8. Х.40… Взял у Тарасенкова Грина и “Закономерность” Вирты.
17. Х.40… Тарасенков – полезнейший человек – живая библиотека: я питаюсь его книгами…» «…С величайшим удовольствием прочел рассказы и стихотворения в прозе Тургенева, “Матросскую песнь” Мак-Орлана, стихи Мандельштама и Долматовского (между прочим, Долматовский – превосходный поэт), перечел Чехова, попытался читать Толстого (Ал. Ник) и Федина, но безуспешно – бросил. Сейчас читаю “Детство” П.Вайян-Кутюрье; очень нравится (потому что похоже на Арагона, а я поклонник Арагона). Прочел также “Рыжика” Ж. Ренара (помнишь фильм?), потом сочинение Шеллера-Михайлова “Ртищев” (мрачно, 80-е годы), “Мелкого Беса” Сологуба (тоже мрачно, затхло). Из русских прозаиков впереди всех идут Лермонтов, Тургенев, Достоевский и Чехов. Не Пушкин, а Лермонтов – подлинный родоначальник русской прозы. У Тургенева – замечательный язык; он неподражаем. Достоевский – могуч и умен, как дьявол. Чехов же показал подлинного, обнаженного человека. Какие писатели! Они, по крайней мере, равны великим писателям Запада: Достоевский же, а отчасти и Чехов, и выше этих писателей. Бальзак тяжел и напичкан нелепым мировоззрением. Стендаль устарел со своим навязчивым антиклерикализмом (как и А.Франс), Гюго – нечитаем сейчас, Флобер скатился в артистизм, Золя назойлив со своими дегенератами…» – И это все пишет пятнадцатилетний мальчишка!
[84]
Тарасенков был скуп на книги, не говоря уже о поэтической коллекции, из которой книги никогда никому! Но и вообще книги из дому – это было свыше его сил. Однако он жалел Мура, этого не по возрасту огромного и не по возрасту развитого юношу, который, по словам Марины Ивановны, был там, во Франции, слишком русским, а здесь, в России, казался нам слишком французом.

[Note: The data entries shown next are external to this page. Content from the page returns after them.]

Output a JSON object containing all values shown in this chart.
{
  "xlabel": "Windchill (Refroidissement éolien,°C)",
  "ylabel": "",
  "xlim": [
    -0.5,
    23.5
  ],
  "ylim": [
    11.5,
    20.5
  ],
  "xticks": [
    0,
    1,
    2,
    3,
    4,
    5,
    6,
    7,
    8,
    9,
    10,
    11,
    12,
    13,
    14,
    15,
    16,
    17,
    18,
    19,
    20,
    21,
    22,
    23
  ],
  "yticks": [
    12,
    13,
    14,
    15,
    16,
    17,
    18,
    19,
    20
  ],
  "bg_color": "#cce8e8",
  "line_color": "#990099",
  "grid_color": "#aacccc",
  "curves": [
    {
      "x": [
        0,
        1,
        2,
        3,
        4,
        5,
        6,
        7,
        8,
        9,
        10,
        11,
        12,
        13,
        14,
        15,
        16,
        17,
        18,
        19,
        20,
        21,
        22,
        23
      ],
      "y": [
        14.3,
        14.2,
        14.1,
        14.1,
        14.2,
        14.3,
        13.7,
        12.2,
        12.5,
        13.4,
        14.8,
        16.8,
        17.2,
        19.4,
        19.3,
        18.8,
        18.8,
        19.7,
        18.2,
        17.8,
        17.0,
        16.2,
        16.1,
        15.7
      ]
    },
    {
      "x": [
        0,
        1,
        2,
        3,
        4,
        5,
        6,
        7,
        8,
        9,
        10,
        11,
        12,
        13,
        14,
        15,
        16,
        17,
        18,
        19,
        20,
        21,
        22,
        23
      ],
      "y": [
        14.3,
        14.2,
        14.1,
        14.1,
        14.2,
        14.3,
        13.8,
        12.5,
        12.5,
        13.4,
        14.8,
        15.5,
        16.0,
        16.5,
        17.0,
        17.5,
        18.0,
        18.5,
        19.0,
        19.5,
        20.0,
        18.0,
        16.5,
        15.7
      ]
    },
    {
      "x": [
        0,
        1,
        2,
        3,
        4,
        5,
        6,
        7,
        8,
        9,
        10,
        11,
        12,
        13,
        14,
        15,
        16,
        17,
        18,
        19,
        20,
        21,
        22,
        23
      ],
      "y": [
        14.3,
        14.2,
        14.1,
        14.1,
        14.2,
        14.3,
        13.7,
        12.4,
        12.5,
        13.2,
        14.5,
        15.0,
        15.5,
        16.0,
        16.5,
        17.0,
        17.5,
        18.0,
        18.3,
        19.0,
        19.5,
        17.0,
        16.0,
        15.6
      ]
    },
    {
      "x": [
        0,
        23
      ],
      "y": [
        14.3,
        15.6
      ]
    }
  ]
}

Он появлялся у нас на Конюшках с большим портфелем, в костюме, который отлично на нем сидел не потому, что был сшит у хорошего портного, а потому, что Мур умел носить вещи. При галстуке, аккуратно подстриженный, волосы разобраны на косой пробор, туфли начищены до блеска. Очень деловой, официальный, солидный. Ничего от мальчишки, школьника. Даже – золотистый пушок на розовых пухлых щеках – не делал его мальчишкой, и Тарасенков в свои тридцать, в мятых брюках с торчащими вихрами, экспансивный, увлекающийся, выглядел мальчишествее его!
В Ташкенте, в эвакуации, школьники прозовут Мура Печориным. Он действительно носил печоринскую маску, а может быть, это была и не маска… Я не видела его смеющимся, веселым, оживленным, непосредственным. И как-то, вспоминая его и проверяя себя, я написала об этом Але, и она мне ответила: «Мур был очень умен, очень красив, сдержан, одинок, горек; с большим чувством юмора, но невесел. “Веселым” – не был даже в раннем детстве. Встречались с ним, когда ему было пятнадцать лет, и могли с ним говорить “на равных” – обо всем. Он очень стремился слиться с окружающими, но был иным; очень об этом – о “чужеродности” своей – тосковал».
Горек – Аля умела найти точное слово: он действительно был горек и неприкаян! Теперь мне даже иной раз кажется, что на нем лежала печать рока, того рока, который преследовал всю их семью…
Он был ужасно одинок – с одноклассниками он не сошелся. По своему развитию, по внешнему облику ему было бы впору быть студентом, а по годам он еще не успел окончить школу и был всего лишь школьником, хотя за партой едва умещался.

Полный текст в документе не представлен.